“Apple endorses California bill to oblige companies to report carbon footprint.” So reads the headline of a Reuters news story written by Isla Binnie and posted on September 8.
Binnie writes:
Wiener’s bill would require public and private companies with annual revenue in excess of $1 billion who do business in traditionally climate-conscious California to disclose independently verified data on their planet-warming emissions.
Let’s see. Apple’s annual revenue in the fiscal year ending September 24, 2022 was $394.33 billion, which is just over 393 times more than $1 billion.

Apple is so large that calculating its carbon footprint will be more expensive than the calculation for a $1 billion firm. But it’s unlikely to be 393 times more expensive.
On this site, I have occasionally discussed what I call “economies of scale in compliance.” I showed in my 1976 Ph.D. dissertation, “The Economics of Safety Legislation in Underground Coal Mines,” that large unionized coal companies and the United Mine Workers lobbied for 1966 and 1969 legislation that wiped out thousands of small, non-union mines. Moreover an event study I reported in my dissertation found that the stock prices of the large mining companies rose after a key legislated hurdle was passed.

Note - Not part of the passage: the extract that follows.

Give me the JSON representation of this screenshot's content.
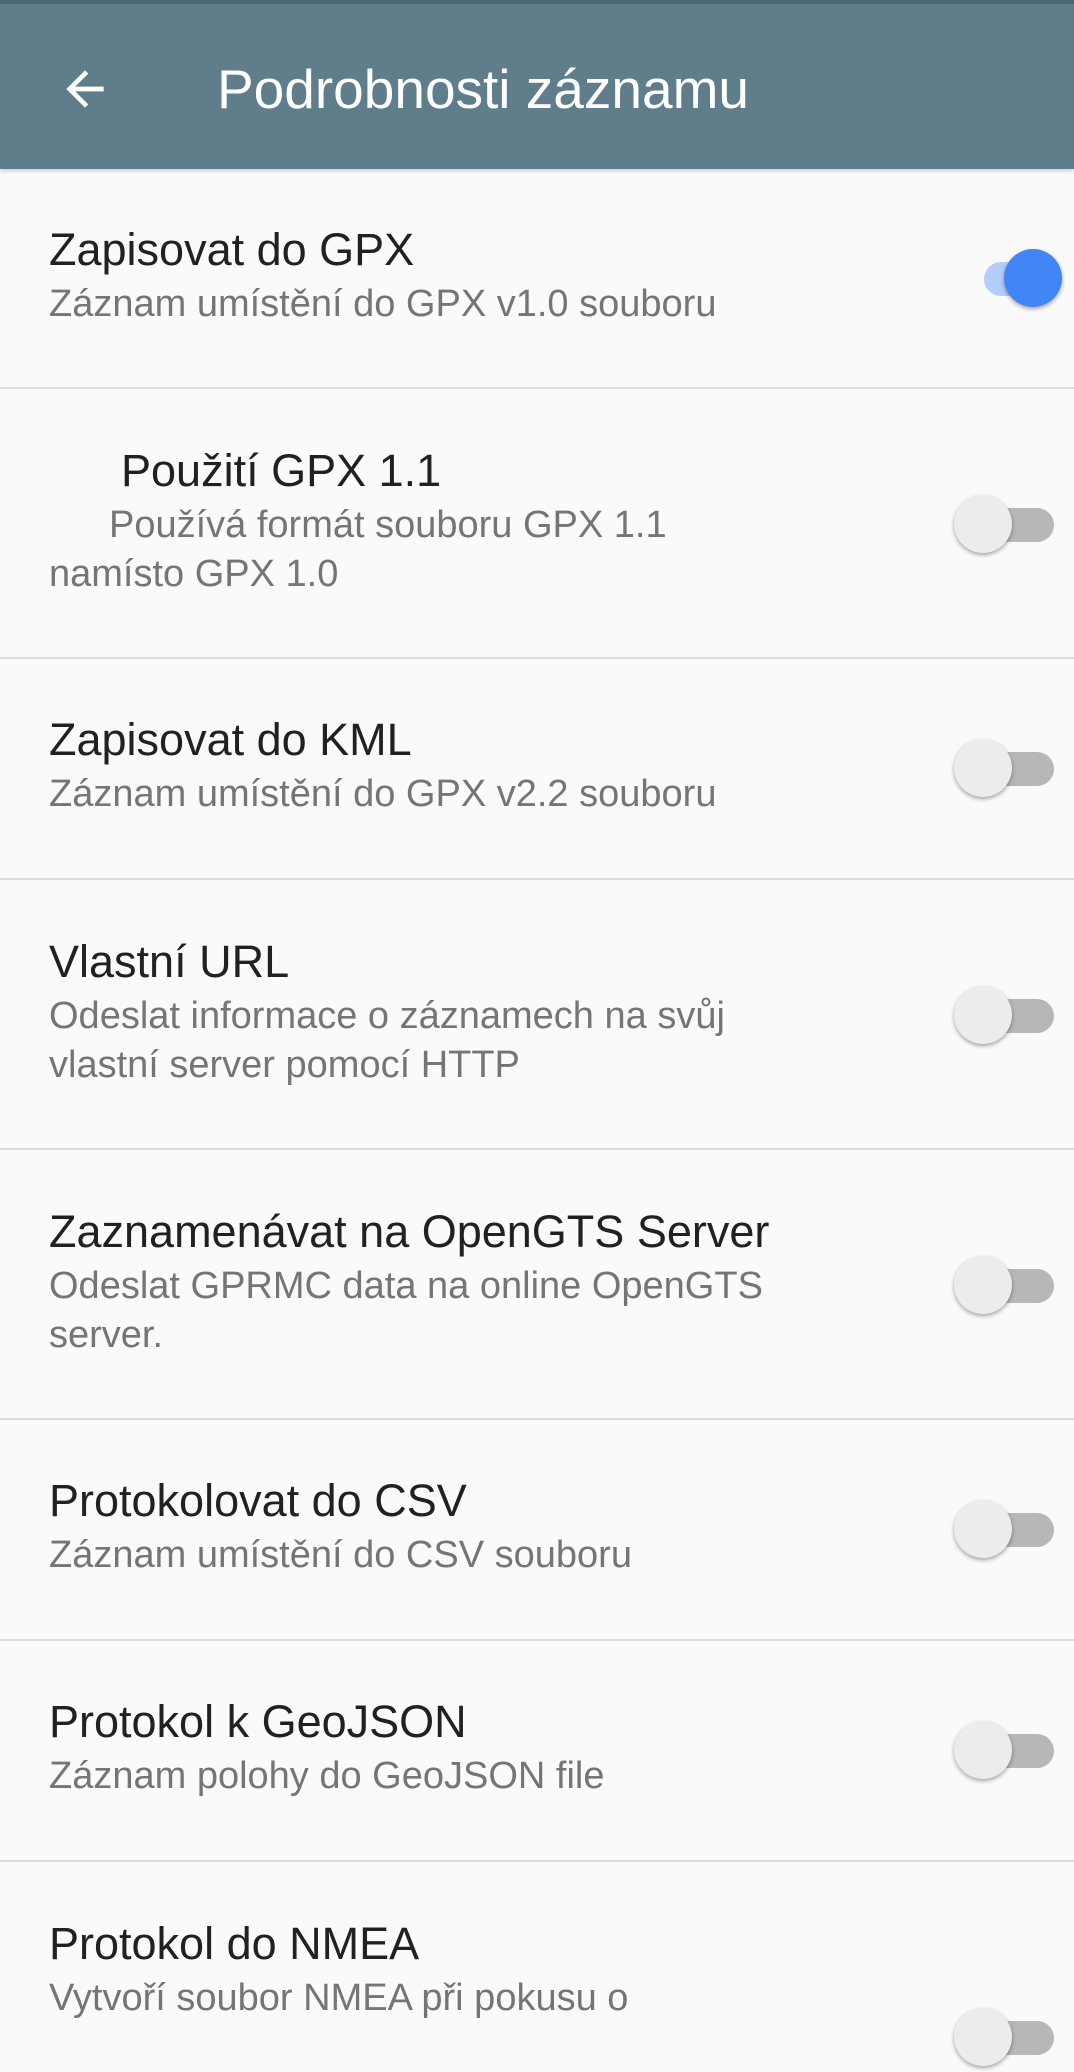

The cost of calculating a carbon footprint could hobble a smaller competitor to Apple. Do I think that that’s Apple’s main motive in supporting the legislation? I don’t. My guess is that Apple’s management really believes in this legislation. But it helps that there could be a financial upside from less competition.
HT2 Ross Levatter.
READER COMMENTS
Jon Murphy
Sep 12 2023 at 8:07am
In theory I agree with you, but a billion dollar firm is still very large. Who is the marginal firm here who will be affected? I suspect not many exist right on the $1b line and will be unable, or find it very costly, to comply.
AndrewS
Sep 13 2023 at 5:41pm
According to Ceres (apparently a non profit that supports the bill) there are 5,300 public & private companies that would be affected. And the bill will require reporting of both direct & indirect i.e. suppliers to the company & others emissions. Should be fun calculating that!

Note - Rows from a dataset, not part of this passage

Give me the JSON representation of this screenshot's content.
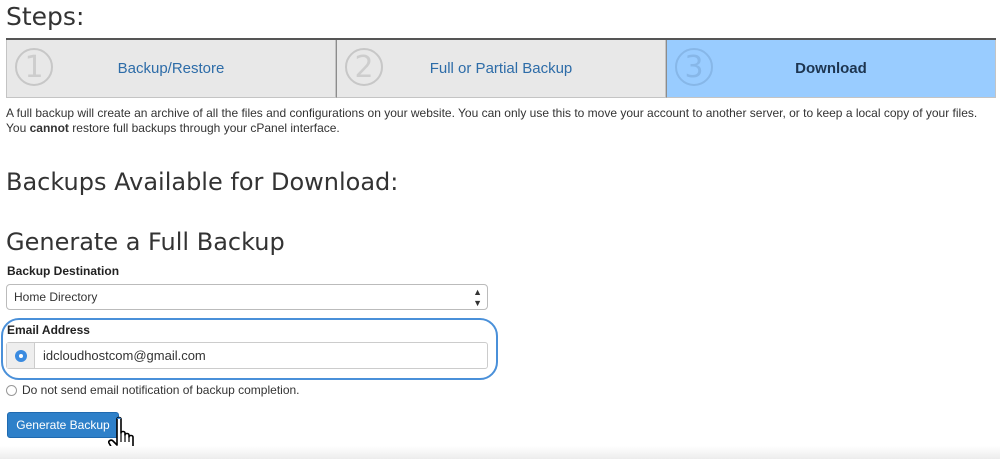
{
  "steps": {
    "title": "Steps:",
    "items": [
      {
        "number": "1",
        "label": "Backup/Restore",
        "active": false
      },
      {
        "number": "2",
        "label": "Full or Partial Backup",
        "active": false
      },
      {
        "number": "3",
        "label": "Download",
        "active": true
      }
    ]
  },
  "description": {
    "line1": "A full backup will create an archive of all the files and configurations on your website. You can only use this to move your account to another server, or to keep a local copy of your files.",
    "line2_prefix": "You ",
    "line2_bold": "cannot",
    "line2_suffix": " restore full backups through your cPanel interface."
  },
  "backups_heading": "Backups Available for Download:",
  "generate": {
    "heading": "Generate a Full Backup",
    "destination_label": "Backup Destination",
    "destination_value": "Home Directory",
    "email_label": "Email Address",
    "email_value": "idcloudhostcom@gmail.com",
    "no_email_label": "Do not send email notification of backup completion.",
    "button_label": "Generate Backup"
  },
  "colors": {
    "active_step": "#99ccff",
    "button": "#2e80c9",
    "highlight": "#4a90d9"
  }
}
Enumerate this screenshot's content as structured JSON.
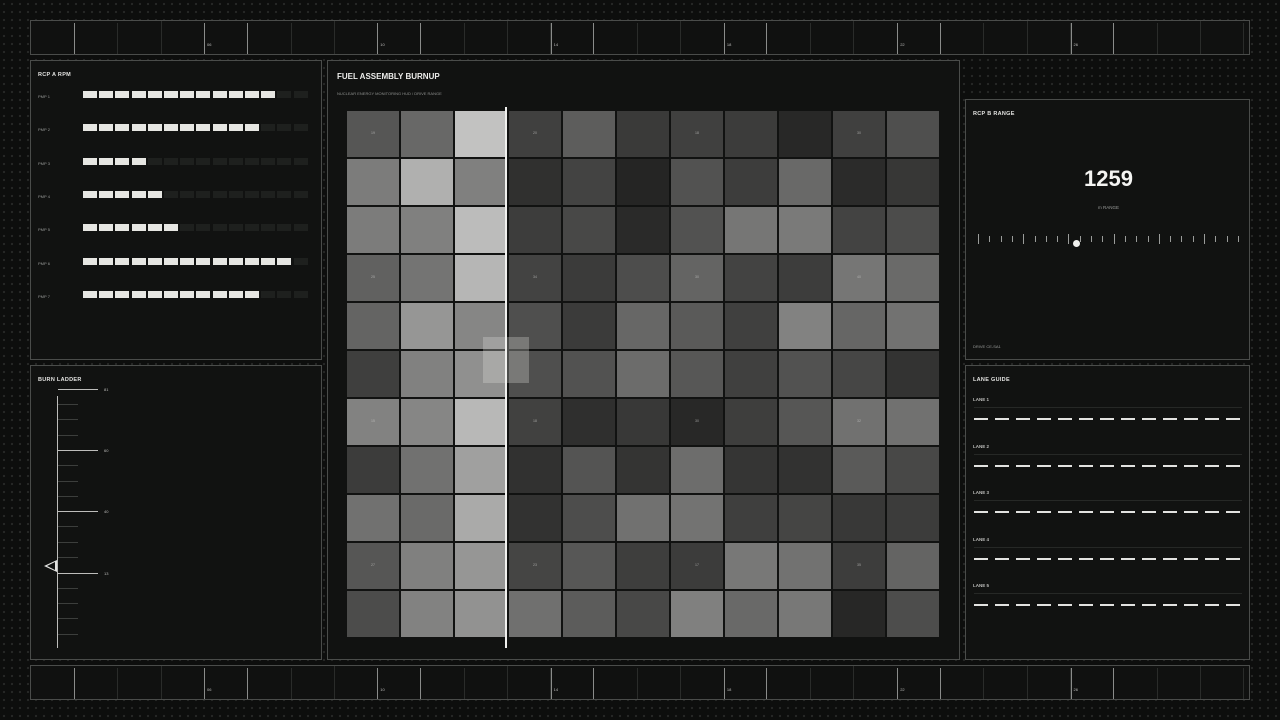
{
  "top_ruler": {
    "labels": [
      "06",
      "10",
      "14",
      "18",
      "22",
      "26"
    ]
  },
  "bottom_ruler": {
    "labels": [
      "06",
      "10",
      "14",
      "18",
      "22",
      "26"
    ]
  },
  "rpm_panel": {
    "title": "RCP A  RPM",
    "pumps": [
      {
        "label": "PMP 1",
        "lit": 12,
        "total": 14
      },
      {
        "label": "PMP 2",
        "lit": 11,
        "total": 14
      },
      {
        "label": "PMP 3",
        "lit": 4,
        "total": 14
      },
      {
        "label": "PMP 4",
        "lit": 5,
        "total": 14
      },
      {
        "label": "PMP 5",
        "lit": 6,
        "total": 14
      },
      {
        "label": "PMP 6",
        "lit": 13,
        "total": 14
      },
      {
        "label": "PMP 7",
        "lit": 11,
        "total": 14
      }
    ]
  },
  "burn_ladder": {
    "title": "BURN LADDER",
    "marks": [
      "81",
      "60",
      "40",
      "13"
    ],
    "pointer_value": 13
  },
  "fuel_map": {
    "title": "FUEL ASSEMBLY BURNUP",
    "subtitle": "NUCLEAR ENERGY MONITORING HUD  /  DRIVE RANGE",
    "rows": 11,
    "cols": 11,
    "cells": [
      [
        86,
        104,
        194,
        64,
        93,
        58,
        64,
        60,
        40,
        64,
        79
      ],
      [
        124,
        176,
        128,
        48,
        67,
        37,
        82,
        61,
        105,
        43,
        55
      ],
      [
        124,
        128,
        188,
        61,
        72,
        42,
        82,
        118,
        122,
        67,
        76
      ],
      [
        97,
        116,
        182,
        67,
        59,
        77,
        100,
        67,
        61,
        118,
        106
      ],
      [
        100,
        150,
        134,
        79,
        59,
        103,
        90,
        64,
        130,
        102,
        114
      ],
      [
        63,
        129,
        144,
        79,
        82,
        108,
        87,
        64,
        82,
        70,
        51
      ],
      [
        130,
        134,
        184,
        65,
        47,
        56,
        40,
        62,
        86,
        113,
        113
      ],
      [
        60,
        113,
        160,
        49,
        84,
        52,
        109,
        53,
        50,
        90,
        72
      ],
      [
        113,
        106,
        170,
        50,
        77,
        113,
        115,
        63,
        69,
        56,
        60
      ],
      [
        86,
        128,
        150,
        69,
        87,
        62,
        60,
        120,
        114,
        61,
        100
      ],
      [
        76,
        130,
        146,
        112,
        92,
        72,
        128,
        105,
        120,
        39,
        77
      ]
    ],
    "cell_labels": [
      {
        "row": 0,
        "col": 0,
        "text": "19"
      },
      {
        "row": 0,
        "col": 3,
        "text": "20"
      },
      {
        "row": 0,
        "col": 6,
        "text": "18"
      },
      {
        "row": 0,
        "col": 9,
        "text": "30"
      },
      {
        "row": 3,
        "col": 0,
        "text": "25"
      },
      {
        "row": 3,
        "col": 3,
        "text": "34"
      },
      {
        "row": 3,
        "col": 6,
        "text": "30"
      },
      {
        "row": 3,
        "col": 9,
        "text": "40"
      },
      {
        "row": 6,
        "col": 0,
        "text": "15"
      },
      {
        "row": 6,
        "col": 3,
        "text": "18"
      },
      {
        "row": 6,
        "col": 6,
        "text": "30"
      },
      {
        "row": 6,
        "col": 9,
        "text": "32"
      },
      {
        "row": 9,
        "col": 0,
        "text": "27"
      },
      {
        "row": 9,
        "col": 3,
        "text": "23"
      },
      {
        "row": 9,
        "col": 6,
        "text": "17"
      },
      {
        "row": 9,
        "col": 9,
        "text": "35"
      }
    ],
    "cursor_col": 3
  },
  "rcp_b": {
    "title": "RCP B  RANGE",
    "value": "1259",
    "unit_label": "m  RANGE",
    "scale_fraction": 0.38,
    "footer": "DRIVE CE-SA1"
  },
  "lane_guide": {
    "title": "LANE GUIDE",
    "lanes": [
      "LANE 1",
      "LANE 2",
      "LANE 3",
      "LANE 4",
      "LANE 5"
    ]
  }
}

https://www.usnews.com/news/us/articles/2023-09-11/california-lawmakers-approve-the-nations-most-sweeping-emissions-disclosure-rules-for-big-business
Additionally, there is another bill affecting companies over $500m in sales regarding disclosure of climate based “risks”.

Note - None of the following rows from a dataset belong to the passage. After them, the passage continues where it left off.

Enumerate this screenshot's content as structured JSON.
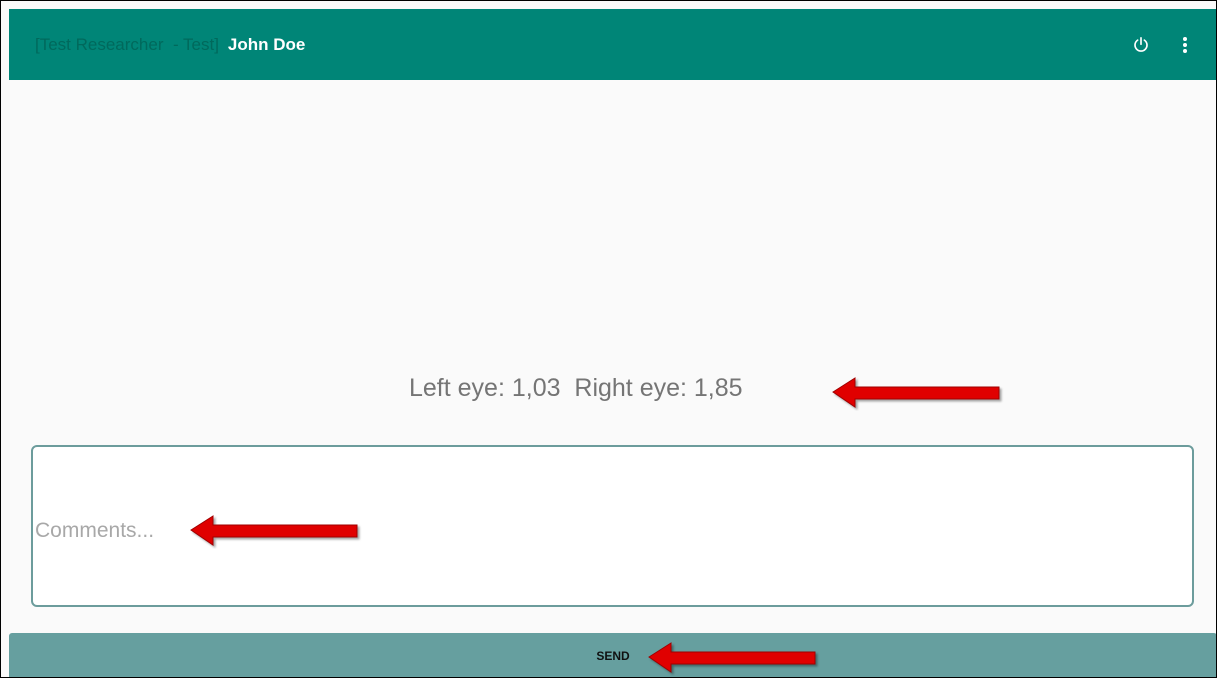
{
  "appbar": {
    "prefix": "[Test Researcher  - Test]",
    "user_name": "John Doe",
    "power_icon": "power-icon",
    "menu_icon": "more-vert-icon"
  },
  "result": {
    "text": "Left eye: 1,03  Right eye: 1,85"
  },
  "comments": {
    "placeholder": "Comments...",
    "value": ""
  },
  "send_button": {
    "label": "SEND"
  },
  "colors": {
    "appbar": "#008577",
    "send_button": "#669f9f",
    "annotation_arrow": "#e00000"
  },
  "annotations": [
    {
      "name": "annotation-arrow-result",
      "icon": "red-arrow-left-icon"
    },
    {
      "name": "annotation-arrow-comments",
      "icon": "red-arrow-left-icon"
    },
    {
      "name": "annotation-arrow-send",
      "icon": "red-arrow-left-icon"
    }
  ]
}
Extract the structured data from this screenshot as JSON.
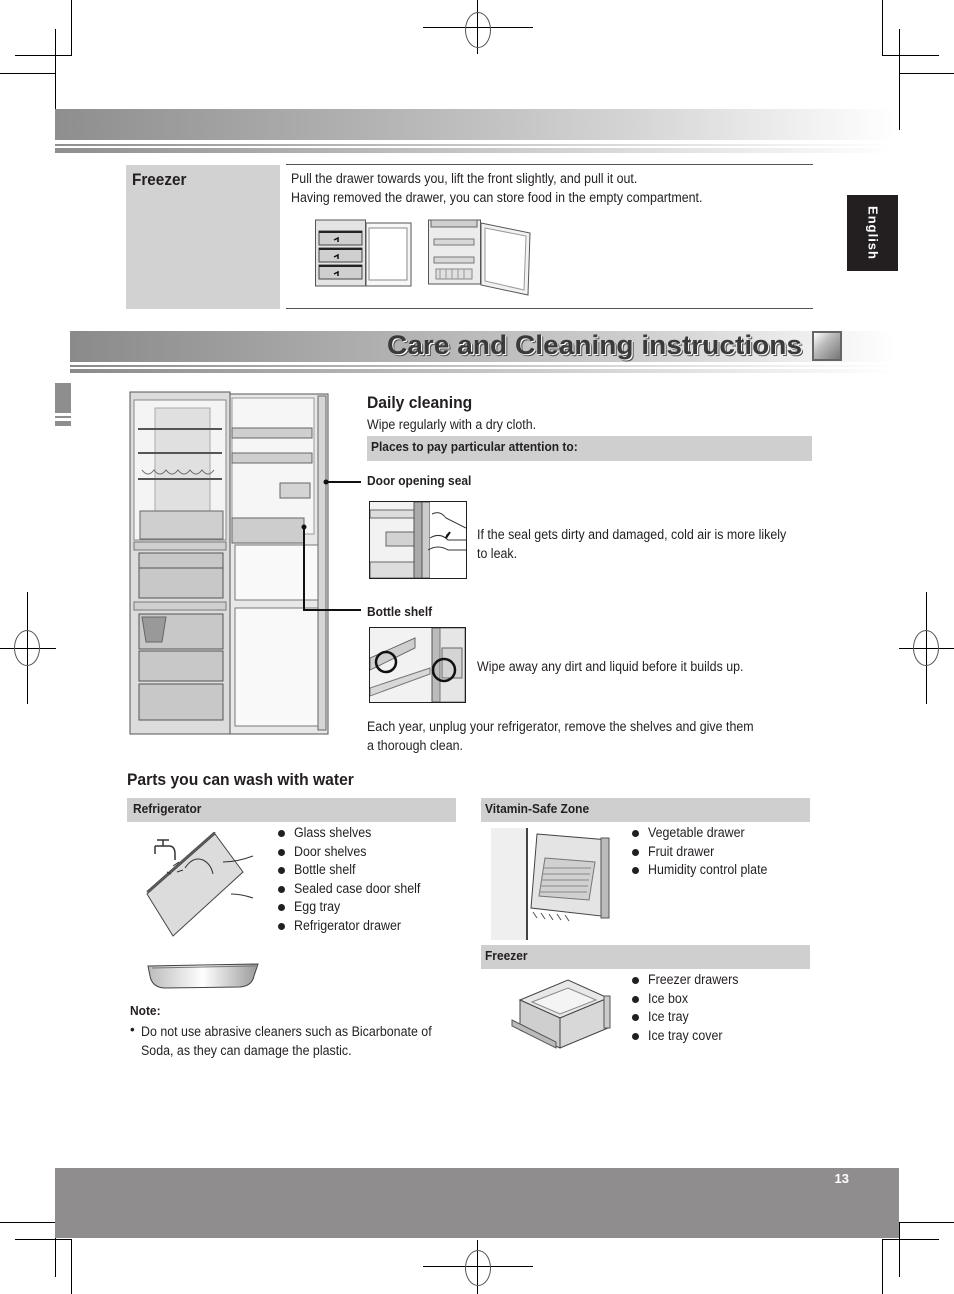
{
  "language_tab": "English",
  "freezer_row": {
    "label": "Freezer",
    "lines": [
      "Pull the drawer towards you, lift the front slightly, and pull it out.",
      "Having removed the drawer, you can store food in the empty compartment."
    ],
    "images": [
      "freezer-with-drawers-illustration",
      "freezer-without-drawers-illustration"
    ]
  },
  "section": {
    "title": "Care and Cleaning instructions"
  },
  "daily_cleaning": {
    "heading": "Daily cleaning",
    "intro": "Wipe regularly with a dry cloth.",
    "attention_bar": "Places to pay particular attention to:",
    "items": [
      {
        "title": "Door opening seal",
        "text": "If the seal gets dirty and damaged, cold air is more likely to leak."
      },
      {
        "title": "Bottle shelf",
        "text": "Wipe away any dirt and liquid before it builds up."
      }
    ],
    "yearly_note": "Each year, unplug your refrigerator, remove the shelves and give them a thorough clean."
  },
  "washable": {
    "heading": "Parts you can wash with water",
    "refrigerator": {
      "label": "Refrigerator",
      "items": [
        "Glass shelves",
        "Door shelves",
        "Bottle shelf",
        "Sealed case door shelf",
        "Egg tray",
        "Refrigerator drawer"
      ]
    },
    "vitamin_zone": {
      "label": "Vitamin-Safe Zone",
      "items": [
        "Vegetable drawer",
        "Fruit drawer",
        "Humidity control plate"
      ]
    },
    "freezer": {
      "label": "Freezer",
      "items": [
        "Freezer drawers",
        "Ice box",
        "Ice tray",
        "Ice tray cover"
      ]
    },
    "note": {
      "label": "Note:",
      "bullet": "•",
      "text": "Do not use abrasive cleaners such as Bicarbonate of Soda, as they can damage the plastic."
    }
  },
  "footer": {
    "page_number": "13"
  }
}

I can’t see if either of these are “indexed” which if not will draw more companies into reporting (if there are any left in CA by then). And then there’s the old “nose of a camel under the tent” argument…….what is now $1b will become $0.5b, then $0.25b and so on.
Thomas L Hutcheson
Sep 12 2023 at 8:14am
“Carbon footprint” calculations are not especially useful. They do not produce data that anyone can sensibly act on.
It could be useful for firms to publicize just how (little) their bottom line would be affected by a tax on net CO2 emissions. I do think that public’s exaggerated beliefs about how costly the least cost way of reducing and eventually reversing net CO2 emissions is.
Jon Murphy
Sep 12 2023 at 9:50am
Question: if a CO2 tax has a “little” effect on their bottom line, doesn’t that imply either:
A. if the tax falls mostly on the producer, the tax would be ineffective at reducing carbon since it would not provide a sufficent incentive to reduce emissions?
B. If the tax falls mostly on the consumer, then the cost of CO2 reduction is relatively high insofar as it falls predominantly on those less able to shoulder the burdon?
I mean, a Pigouvian tax is only efficient if it actually changes the behavior.
Richard Fulmer
Sep 12 2023 at 10:44pm
Perhaps carbon taxes are like Trump’s tariffs: they don’t cost anyone anything yet they create incentives for people to change their behavior.
Thomas L Hutcheson
Sep 13 2023 at 3:31pm
I mean that the amount of tax stuffient to change behavior is much smaller than I think most people realize.
Jon Murphy
Sep 13 2023 at 6:14pm
That would imply extremely elastic supply or demand curves. What’s the elasticity?
MarkW
Sep 12 2023 at 10:22am
Is this is going to work like California’s pork regulations where companies that are not based in California will still be required to comply if the sell any products in the state?
Mike Burnson
Sep 13 2023 at 7:00pm
More garbage legislation that adds costs to doing business yet provides absolutely zero benefit to anyone, anywhere.
Today’s $1 billion threshold will be reduced until most companies, including small, will be affected. Recall from the Obamadoesntcare atrocity that Walmart supported the terrible legislation even though it was self-insuring. It only hurt competitors, particularly small retailers.
Further, the “impact” is difficult to define and impossible to “measure” in any legitimate mathematical manner. Any such “impact” is arbitrary and wildly varying.
Finally (for this entry), human activity has no impact to start with. Human activity is 0.3% of so-called greenhouse gas emissions, nature is 99.7%. Heck, water vapor is close to 95% in and of itself. Not a single dire warning from global warming fraudsters over forty years has actually come to pass.